A namespace consumer can perform the following actions on a shared namespace:

  • Create and delete services in the namespace.

  • Register and deregister instances in services created in the namespace.

  • Discover instances that are registered to services created in the namespace.

A consumer can't update or delete a shared namespace. After losing access to the shared namespace, the consumer accounts will also lose access to services that they created in the namespace.

Billing and metering

Owners are billed for any instances that they register in the shared namespace and any Route 53 health checks that are created when they register these instances. Consumers are billed for any instances that they register in the namespace and any Route 53 health checks that are created when they register these instances.

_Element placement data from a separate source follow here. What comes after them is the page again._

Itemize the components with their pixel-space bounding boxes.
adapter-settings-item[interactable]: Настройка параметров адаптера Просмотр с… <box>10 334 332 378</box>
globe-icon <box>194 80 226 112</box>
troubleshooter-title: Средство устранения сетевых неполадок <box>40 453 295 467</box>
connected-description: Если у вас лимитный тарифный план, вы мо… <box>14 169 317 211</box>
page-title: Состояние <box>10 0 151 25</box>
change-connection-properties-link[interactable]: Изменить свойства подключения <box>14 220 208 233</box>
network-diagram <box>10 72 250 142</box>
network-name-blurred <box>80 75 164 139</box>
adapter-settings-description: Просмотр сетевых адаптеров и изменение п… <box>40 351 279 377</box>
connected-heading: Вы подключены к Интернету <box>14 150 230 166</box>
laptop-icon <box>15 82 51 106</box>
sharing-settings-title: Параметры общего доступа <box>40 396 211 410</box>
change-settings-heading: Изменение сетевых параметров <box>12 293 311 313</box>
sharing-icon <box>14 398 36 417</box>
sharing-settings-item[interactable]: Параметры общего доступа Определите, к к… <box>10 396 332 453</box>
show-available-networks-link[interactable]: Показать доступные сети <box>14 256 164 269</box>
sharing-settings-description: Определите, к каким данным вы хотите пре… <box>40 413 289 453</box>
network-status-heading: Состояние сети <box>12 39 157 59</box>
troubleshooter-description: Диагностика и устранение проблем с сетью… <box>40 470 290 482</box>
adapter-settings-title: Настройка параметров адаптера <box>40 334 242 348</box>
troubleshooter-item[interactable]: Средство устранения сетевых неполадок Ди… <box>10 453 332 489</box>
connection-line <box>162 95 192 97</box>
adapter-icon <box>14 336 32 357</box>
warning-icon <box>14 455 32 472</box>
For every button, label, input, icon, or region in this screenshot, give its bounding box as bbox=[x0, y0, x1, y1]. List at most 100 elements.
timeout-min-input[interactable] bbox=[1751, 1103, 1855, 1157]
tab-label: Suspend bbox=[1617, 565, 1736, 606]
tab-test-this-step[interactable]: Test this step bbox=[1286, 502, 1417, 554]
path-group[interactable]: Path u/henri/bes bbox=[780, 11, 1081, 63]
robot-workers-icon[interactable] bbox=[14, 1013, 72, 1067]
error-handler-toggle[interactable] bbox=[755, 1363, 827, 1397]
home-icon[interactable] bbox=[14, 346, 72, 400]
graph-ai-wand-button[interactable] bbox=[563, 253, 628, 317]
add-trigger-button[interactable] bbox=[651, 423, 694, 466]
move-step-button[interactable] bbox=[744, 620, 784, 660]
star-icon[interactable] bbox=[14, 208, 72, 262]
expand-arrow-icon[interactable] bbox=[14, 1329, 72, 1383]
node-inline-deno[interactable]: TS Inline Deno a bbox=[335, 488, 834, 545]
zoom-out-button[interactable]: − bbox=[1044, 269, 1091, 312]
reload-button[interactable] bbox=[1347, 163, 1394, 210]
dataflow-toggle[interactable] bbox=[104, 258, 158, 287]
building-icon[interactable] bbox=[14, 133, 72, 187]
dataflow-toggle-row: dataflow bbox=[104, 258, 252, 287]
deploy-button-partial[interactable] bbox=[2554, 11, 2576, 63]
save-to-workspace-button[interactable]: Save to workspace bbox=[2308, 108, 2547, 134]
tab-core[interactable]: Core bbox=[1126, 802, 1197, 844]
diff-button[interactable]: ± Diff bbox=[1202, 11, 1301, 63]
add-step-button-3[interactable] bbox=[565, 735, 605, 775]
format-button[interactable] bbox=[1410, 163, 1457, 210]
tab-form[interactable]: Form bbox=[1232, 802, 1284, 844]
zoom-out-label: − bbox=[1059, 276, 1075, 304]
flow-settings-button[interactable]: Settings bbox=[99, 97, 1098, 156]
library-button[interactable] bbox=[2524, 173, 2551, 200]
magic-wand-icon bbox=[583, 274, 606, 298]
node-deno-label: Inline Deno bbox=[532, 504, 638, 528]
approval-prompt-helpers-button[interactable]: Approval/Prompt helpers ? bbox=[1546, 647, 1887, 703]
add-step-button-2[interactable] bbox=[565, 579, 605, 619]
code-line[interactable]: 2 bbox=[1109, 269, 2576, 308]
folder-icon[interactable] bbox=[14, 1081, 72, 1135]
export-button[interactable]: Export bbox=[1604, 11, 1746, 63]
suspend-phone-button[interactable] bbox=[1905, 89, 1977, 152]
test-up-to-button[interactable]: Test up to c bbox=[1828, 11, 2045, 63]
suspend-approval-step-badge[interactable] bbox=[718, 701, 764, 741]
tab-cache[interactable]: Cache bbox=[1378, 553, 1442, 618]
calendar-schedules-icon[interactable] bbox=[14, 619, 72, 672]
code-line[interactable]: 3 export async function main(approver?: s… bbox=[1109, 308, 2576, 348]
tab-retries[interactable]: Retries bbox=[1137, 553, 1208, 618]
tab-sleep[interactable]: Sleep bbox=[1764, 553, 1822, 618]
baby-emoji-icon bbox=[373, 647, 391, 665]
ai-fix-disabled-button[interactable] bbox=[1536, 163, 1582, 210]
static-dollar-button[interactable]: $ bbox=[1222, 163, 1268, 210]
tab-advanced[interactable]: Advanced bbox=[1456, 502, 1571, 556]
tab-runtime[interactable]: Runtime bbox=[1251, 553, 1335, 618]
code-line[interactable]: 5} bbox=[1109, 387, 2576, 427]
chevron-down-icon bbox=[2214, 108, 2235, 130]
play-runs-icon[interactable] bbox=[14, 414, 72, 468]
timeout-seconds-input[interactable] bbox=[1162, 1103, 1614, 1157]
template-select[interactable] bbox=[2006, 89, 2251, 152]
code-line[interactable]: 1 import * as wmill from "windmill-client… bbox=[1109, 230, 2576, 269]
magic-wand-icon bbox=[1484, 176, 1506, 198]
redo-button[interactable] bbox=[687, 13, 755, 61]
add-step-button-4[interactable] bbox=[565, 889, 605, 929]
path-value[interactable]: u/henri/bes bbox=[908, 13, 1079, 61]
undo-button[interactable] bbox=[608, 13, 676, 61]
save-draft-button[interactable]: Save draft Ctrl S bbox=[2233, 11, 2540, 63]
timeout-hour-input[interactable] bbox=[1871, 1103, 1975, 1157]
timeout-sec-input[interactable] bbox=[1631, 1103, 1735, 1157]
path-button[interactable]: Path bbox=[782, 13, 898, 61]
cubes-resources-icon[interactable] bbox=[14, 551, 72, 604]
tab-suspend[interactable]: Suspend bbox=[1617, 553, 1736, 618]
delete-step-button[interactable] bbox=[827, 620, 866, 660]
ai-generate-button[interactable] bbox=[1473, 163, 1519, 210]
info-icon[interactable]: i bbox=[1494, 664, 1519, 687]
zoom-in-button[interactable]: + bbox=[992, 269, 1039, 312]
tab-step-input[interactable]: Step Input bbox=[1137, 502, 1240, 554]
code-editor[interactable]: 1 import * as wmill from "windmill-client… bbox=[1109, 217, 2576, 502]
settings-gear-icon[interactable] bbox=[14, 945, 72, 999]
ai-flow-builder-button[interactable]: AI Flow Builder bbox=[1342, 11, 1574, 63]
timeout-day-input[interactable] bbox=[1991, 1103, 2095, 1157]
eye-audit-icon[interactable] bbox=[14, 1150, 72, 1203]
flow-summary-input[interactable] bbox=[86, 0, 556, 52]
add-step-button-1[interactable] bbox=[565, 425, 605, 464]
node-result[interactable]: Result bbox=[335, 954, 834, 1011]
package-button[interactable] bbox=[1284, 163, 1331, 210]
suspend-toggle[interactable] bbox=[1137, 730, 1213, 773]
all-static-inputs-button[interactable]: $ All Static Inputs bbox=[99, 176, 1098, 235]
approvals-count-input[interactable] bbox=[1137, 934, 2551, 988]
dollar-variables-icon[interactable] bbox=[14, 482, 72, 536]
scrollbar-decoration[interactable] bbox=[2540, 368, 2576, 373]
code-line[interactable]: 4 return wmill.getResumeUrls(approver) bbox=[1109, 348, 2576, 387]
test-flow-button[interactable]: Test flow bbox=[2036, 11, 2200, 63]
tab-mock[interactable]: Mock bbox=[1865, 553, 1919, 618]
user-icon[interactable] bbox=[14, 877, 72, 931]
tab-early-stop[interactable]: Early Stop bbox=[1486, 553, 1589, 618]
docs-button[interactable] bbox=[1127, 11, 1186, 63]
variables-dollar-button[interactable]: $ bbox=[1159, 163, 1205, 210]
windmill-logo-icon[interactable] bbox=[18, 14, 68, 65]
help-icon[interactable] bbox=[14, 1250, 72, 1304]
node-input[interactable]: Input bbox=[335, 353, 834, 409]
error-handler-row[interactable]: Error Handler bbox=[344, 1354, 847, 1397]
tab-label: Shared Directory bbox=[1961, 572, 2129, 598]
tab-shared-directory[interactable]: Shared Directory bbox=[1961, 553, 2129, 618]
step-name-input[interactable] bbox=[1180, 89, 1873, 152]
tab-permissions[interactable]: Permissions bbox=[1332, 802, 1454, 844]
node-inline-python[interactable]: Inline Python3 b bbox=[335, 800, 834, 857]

If the shared namespace is a DNS namespace, the namespace owner is billed for the Route 53 DNS records that are created when services are created in the namespace. Owners are billed for any DiscoverInstances and DiscoverInstancesRevision calls they make. Consumers are billed for any DiscoverInstances and DiscoverInstancesRevision calls they make.

Quotas

Shared namespaces count towards only the namespace owner's namespaces per Region quota. Instances registered by a consumer in the shared namespace count towards the owner's instances per namespace quota. If a consumer creates a service in a shared namespace, any instances registered in the service count towards the consumer's instances per service quota. If an owner creates a service in a shared namespace, any instances registered in the service count towards the owner's instances per service quota.